At the end of a year in which we learned that 'Book Direct' campaigns really do work, it's surely frustrating to many hoteliers that their OTA commission fees have only continued to rise. While the big brands might be managing to keep their numbers flat (thanks to a focus on loyalty, and investment in 'Book Direct' marketing spend), smaller properties might be seeing as much as 25% growth in the cash they spend on OTAs each year.
So how do you measure the success of a 'Book Direct' campaign if it feels like you've already lost the battle? How much of a growth in commission is too much?
Well, things may be better than they seem.
How do you compare?
Time to have a look at the numbers. Based on their quarterly reporting, Cowen estimate Expedia's room night growth over the last twelve months to be about ~15%. Booking.com's comes in at around ~21%. Taking into account booking volumes for each, the weighted growth of the two titans of travel is therefore about 19%.
Now, let's take a look at your OTA bills (your favourite activity, I'm sure). Did they grow by less than 19% in 2017?

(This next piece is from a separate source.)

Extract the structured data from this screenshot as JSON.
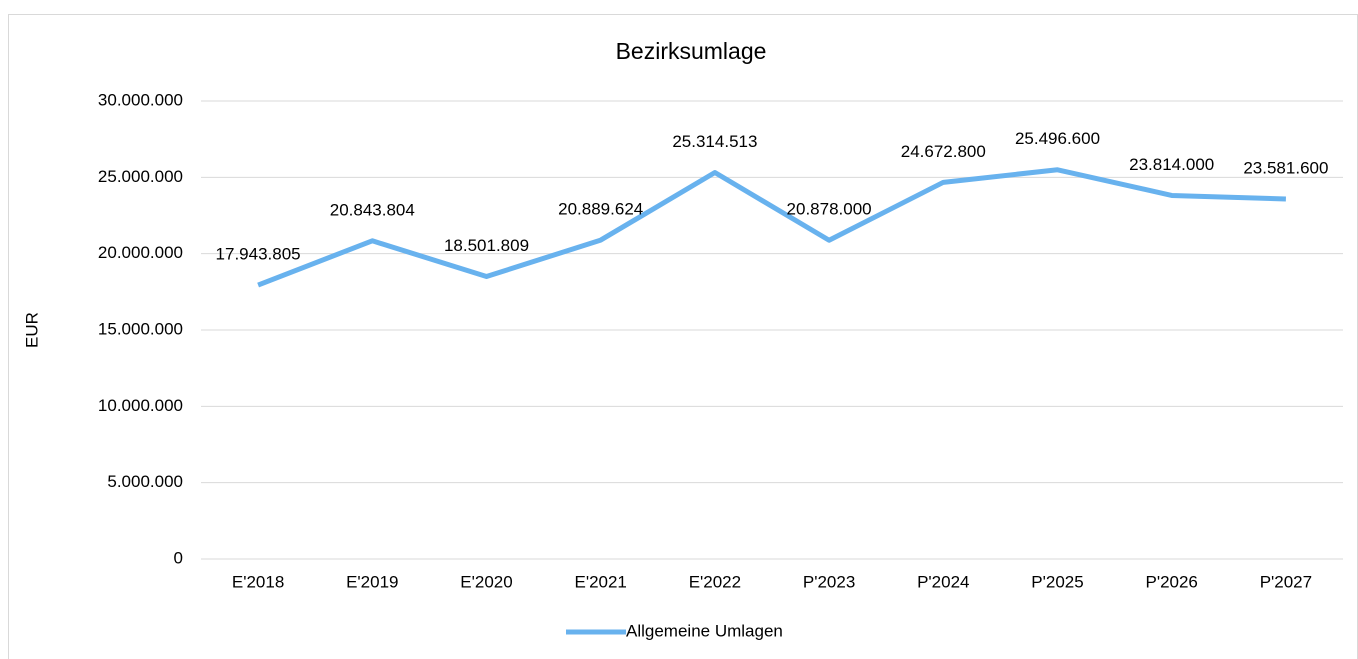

If they did - hey, congrats! You’re doing better than the average hotel at encouraging your guests to book direct. In this market, keeping commissions flat, for example, can be seen as a great success. The OTAs might be growing, but they’re not growing off the back of your business.

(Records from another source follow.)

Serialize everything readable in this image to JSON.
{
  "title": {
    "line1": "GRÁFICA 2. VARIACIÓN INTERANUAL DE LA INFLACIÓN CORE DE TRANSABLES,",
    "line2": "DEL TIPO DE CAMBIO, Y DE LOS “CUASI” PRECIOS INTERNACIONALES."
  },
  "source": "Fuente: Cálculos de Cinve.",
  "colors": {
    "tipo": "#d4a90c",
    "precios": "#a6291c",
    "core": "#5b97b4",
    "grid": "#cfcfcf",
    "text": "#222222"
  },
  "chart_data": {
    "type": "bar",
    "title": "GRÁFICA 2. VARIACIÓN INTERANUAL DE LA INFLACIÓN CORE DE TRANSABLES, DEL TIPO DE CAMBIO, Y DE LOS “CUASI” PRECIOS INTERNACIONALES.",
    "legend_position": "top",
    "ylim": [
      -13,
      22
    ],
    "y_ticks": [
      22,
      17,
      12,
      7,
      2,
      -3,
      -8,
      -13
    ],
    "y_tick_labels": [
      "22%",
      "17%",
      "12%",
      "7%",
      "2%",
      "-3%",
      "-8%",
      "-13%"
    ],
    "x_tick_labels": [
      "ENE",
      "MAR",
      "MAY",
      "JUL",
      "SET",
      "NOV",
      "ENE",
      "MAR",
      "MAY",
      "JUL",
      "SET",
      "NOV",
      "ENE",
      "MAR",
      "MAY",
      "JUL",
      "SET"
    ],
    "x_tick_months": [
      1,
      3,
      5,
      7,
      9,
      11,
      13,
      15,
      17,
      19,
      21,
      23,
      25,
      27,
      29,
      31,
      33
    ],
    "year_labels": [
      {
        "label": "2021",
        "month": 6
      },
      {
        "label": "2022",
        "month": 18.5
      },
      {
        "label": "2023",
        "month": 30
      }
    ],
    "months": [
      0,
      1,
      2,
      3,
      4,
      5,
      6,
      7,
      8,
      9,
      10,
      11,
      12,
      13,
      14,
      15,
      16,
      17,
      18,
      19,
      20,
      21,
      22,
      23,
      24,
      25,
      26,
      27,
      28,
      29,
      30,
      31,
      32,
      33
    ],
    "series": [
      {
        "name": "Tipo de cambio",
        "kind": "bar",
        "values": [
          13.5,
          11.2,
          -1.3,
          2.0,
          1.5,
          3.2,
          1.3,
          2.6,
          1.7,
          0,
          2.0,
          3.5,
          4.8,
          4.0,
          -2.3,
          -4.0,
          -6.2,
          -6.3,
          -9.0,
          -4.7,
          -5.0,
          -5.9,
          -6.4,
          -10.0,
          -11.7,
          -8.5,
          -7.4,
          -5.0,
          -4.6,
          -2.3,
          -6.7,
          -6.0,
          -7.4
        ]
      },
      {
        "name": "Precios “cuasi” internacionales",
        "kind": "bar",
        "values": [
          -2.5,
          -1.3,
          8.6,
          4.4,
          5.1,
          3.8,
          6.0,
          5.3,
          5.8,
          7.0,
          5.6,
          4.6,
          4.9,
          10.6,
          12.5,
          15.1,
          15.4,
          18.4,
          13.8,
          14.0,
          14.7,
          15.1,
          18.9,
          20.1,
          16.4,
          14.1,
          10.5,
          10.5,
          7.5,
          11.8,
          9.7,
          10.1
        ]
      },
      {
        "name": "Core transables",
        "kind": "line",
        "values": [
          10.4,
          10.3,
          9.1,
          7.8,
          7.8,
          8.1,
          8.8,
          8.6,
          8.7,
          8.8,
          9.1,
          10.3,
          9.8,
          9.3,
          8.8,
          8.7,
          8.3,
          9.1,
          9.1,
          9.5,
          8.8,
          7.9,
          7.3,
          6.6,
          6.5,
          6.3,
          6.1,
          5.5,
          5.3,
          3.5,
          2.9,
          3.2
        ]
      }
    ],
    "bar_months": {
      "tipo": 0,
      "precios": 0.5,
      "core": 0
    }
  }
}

So, if your commission costs rose by, say, 5%, bear in mind that without your 'Book Direct' efforts, you might have seen commissions rise at the 19% average the market experienced. Actually reducing the cash you pay out in commission would have taken a monumental rejection of the trend.
The bigger picture
While this calculation will give you a pretty good overall measure of how successfully you managed your distribution in 2017 (assuming, that is, that you weren't intending to grow the OTA channel), it is a simplification. For starters, we haven't yet seen all of 2017's results, so those room night growth percentages are only estimates.

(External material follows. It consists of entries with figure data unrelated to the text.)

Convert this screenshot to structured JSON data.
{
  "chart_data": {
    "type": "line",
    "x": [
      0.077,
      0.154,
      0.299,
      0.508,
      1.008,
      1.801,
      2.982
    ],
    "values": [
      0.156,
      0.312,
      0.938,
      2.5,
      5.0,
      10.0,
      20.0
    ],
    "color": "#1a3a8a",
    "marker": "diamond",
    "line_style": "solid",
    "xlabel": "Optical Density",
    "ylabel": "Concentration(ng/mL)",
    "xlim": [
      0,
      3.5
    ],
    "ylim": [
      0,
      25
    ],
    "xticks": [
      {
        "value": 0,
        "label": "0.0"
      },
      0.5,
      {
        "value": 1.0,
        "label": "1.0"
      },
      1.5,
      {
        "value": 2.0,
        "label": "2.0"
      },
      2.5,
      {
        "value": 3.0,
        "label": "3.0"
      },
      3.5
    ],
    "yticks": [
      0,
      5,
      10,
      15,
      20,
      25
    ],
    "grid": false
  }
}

It's also worth remembering that Expedia's 15% growth in room nights isn't just due to room nights switching from Brand.com; it's also due to the steady stream of travellers switching over from phone, travel agent and other 'offline' bookings.
Most of all, though, direct bookings are worth far more than the money they save you in commission fees. For starters, direct bookers are likely to spend more in your hotel - and have a better time, too. You have the chance to build up stronger (and more profitable relationships), you don't dilute your brand by passing it through an intermediary, you're better-equipped from a data perspective... we could go on. Increasing direct bookings isn't just about saving money, so the metrics you measure yourself by shouldn't be purely financial.
So there you have it: you probably are doing much better than you think. Consider this message a gift of Triptease festive cheer. Now, merry Christmas to all... and to all a good night.